Q. なぜそうなってきているのでしょう?

「時間をどう使うか」というところが、大きく変化してきたものの1つにあると思います。ちょうど1年前、昨年の2月に「人間国宝展」を見に行ったのですが、昔の人は、これだけの素晴らしい芸術をつくるのに、どれだけの時間をかけることができたのだろう?ということを非常に感じました。それが文化としての豊かさだったり、それに時間をかけられるというのが、ある意味の豊かさだったり。

今、自分の生活を振り返ってみても、5分間隔で来る電車を待つことすらできない。5分待てないというのは一体何なのだ、メールの返信をするにしても、1日待てないのは何だと思います。時間の使い方とか、ある意味での豊かさを失うのと、トレードオフになってしまっているような気がします。。

Q. 「経済成長」と「持続可能で幸せな社会」の関係はどうなっていると考えますか

限られた資源の使い方だったり、時間の使い方だったり、人間が本来持つ、生物として満たされたと感じる範囲での生活があった上でないと、持続可能性は実現しないのかなという気はします。

必要以上のスピード、必要以上の機能、必要以上の何かを提供、あるいはしてもらうことが豊かさを生む、みたいな方向性に行っていますが、「おそらく違うでしょうね」というところを、一度立ち止まって方向性を軌道修正しないと、同軸には行かないかなという気がします。

Q. いくつか追加でお聞きします。最初の「経済成長とは」という質問で、「必要なモノを必要な人に届ける仕組み」が成長することというお話でしたが、その「必要」というのをどうやって定義するか、もしくは誰がどうやって判断するのでしょうか?

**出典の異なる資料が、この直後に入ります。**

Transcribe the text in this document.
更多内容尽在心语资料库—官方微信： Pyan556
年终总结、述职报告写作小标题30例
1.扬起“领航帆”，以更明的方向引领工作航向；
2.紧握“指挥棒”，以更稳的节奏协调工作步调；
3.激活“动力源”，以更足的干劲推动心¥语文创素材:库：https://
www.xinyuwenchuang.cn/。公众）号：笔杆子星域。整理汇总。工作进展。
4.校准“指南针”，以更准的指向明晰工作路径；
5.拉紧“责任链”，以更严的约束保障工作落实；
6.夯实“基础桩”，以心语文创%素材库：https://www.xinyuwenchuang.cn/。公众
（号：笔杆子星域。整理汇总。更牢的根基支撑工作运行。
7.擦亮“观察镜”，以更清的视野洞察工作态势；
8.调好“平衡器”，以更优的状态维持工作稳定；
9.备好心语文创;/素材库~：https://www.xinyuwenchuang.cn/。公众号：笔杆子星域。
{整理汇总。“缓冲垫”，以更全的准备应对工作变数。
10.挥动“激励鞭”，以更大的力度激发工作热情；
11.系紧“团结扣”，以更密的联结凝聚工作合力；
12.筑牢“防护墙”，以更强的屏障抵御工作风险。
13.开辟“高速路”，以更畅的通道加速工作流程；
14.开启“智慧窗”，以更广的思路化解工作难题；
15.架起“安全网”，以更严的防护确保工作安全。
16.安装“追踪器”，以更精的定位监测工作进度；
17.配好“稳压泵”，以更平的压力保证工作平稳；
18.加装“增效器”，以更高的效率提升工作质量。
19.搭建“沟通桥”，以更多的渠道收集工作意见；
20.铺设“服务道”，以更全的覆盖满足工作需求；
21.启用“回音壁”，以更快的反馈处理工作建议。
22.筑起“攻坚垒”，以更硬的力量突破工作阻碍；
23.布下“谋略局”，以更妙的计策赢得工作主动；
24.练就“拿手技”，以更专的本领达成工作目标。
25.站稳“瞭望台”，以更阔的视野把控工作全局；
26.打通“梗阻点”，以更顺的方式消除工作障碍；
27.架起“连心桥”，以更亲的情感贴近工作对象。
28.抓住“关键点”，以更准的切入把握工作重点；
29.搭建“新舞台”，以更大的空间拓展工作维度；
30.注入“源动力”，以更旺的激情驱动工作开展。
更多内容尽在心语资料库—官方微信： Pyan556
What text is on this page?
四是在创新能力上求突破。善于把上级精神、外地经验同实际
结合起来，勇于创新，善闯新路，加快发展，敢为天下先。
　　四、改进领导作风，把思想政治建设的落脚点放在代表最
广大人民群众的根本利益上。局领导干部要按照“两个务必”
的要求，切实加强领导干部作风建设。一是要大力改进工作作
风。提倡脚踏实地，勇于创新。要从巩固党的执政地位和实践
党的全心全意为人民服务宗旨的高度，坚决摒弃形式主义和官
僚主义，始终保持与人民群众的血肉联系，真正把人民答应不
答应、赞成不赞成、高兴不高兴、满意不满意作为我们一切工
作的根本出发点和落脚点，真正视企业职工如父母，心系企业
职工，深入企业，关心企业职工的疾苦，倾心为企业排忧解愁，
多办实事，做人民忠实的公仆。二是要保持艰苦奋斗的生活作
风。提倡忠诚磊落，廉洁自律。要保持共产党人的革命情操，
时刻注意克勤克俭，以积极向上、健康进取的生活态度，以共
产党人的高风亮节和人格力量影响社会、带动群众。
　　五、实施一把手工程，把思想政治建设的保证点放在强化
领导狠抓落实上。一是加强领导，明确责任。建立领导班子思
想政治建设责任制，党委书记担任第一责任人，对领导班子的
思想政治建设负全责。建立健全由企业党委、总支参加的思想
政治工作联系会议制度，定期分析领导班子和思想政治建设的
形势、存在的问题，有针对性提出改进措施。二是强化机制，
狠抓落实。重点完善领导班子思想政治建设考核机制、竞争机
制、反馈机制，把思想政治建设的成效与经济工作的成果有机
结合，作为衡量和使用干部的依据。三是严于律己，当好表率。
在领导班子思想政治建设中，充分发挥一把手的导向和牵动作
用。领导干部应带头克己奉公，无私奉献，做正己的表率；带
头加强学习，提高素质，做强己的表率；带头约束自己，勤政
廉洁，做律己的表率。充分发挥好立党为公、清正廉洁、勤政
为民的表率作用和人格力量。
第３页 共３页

それはおそらく、人間が正しく持たなければならない価値観なのかなという気はします。そもそも正しい価値観というのがあるかということもあるでしょうけど、そこを賢く判断できるようにならないと、うまく回らないのかなという気がします。

Q. 私たち、人間にとっての必要な量や必要なモノも、それを測ったり判断したりというのは、あまりしていませんね。

技術が進歩し、保存し、そのまま使うのではなくて貨幣に変えられることになったことで、今いらなくても、その先のために取っておけるようになった。それがなければ、必要な量の魚しか買わないし、捕らない。動物はそういう範囲で生活しているから、ある意味持続可能です。

価値の変動はありますが、先まで取っておける貨幣や金銭など、別の価値のものに置き換えられたことが、ある時点では便利な経済を回したのでしょうけど、ふと振り返ってみると、今いらない量まで、というところを狂わせているところがあるのかなという気がします。


インタビューを終えて

環境先進企業の環境本部で活躍中のMさんのお話には非常に本質的なポイントがいくつもありました。
「経済成長とは、生活に必要なモノやサービスが、必要な人に必要なだけ渡るような仕組みが成長すること」に対して、「今の経済成長に偏りがあるように見えるのは、必要以上の量が必要でない人の所に分配されていることも含めて成長になってしまっているからです」。「必要以上のスピード、必要以上の機能、必要以上の何かを提供、あるいはしてもらうことが豊かさを生む、みたいな方向性に行っていますが、一度立ち止まって方向性を軌道修正しないといけない」と言われたように、「必要」とその充足度への感覚がとても大事なポイントなのだろうと思います。
また、「時間をどう使うか」という時間に関するポイント、「貨幣に変えられることになったことで、今いらなくても、その先のために取っておけるようになった。それがなければ、必要な量の魚しか買わないし、捕らない。動物はそういう範囲で生活しているから、ある意味持続可能です」「先まで取っておける貨幣や金銭など、別の価値のものに置き換えられたことが、ある時点では便利な経済を回したのでしょうけど、ふと振り返ってみると、今いらない量まで、というところを狂わせているところがあるのかなという気がします」という貨幣の誕生が生み出した利便性と裏腹の問題など、それぞれ、じっくり考えていかなくてはならないポイントを指摘していただいた気がします。ありがとうございました。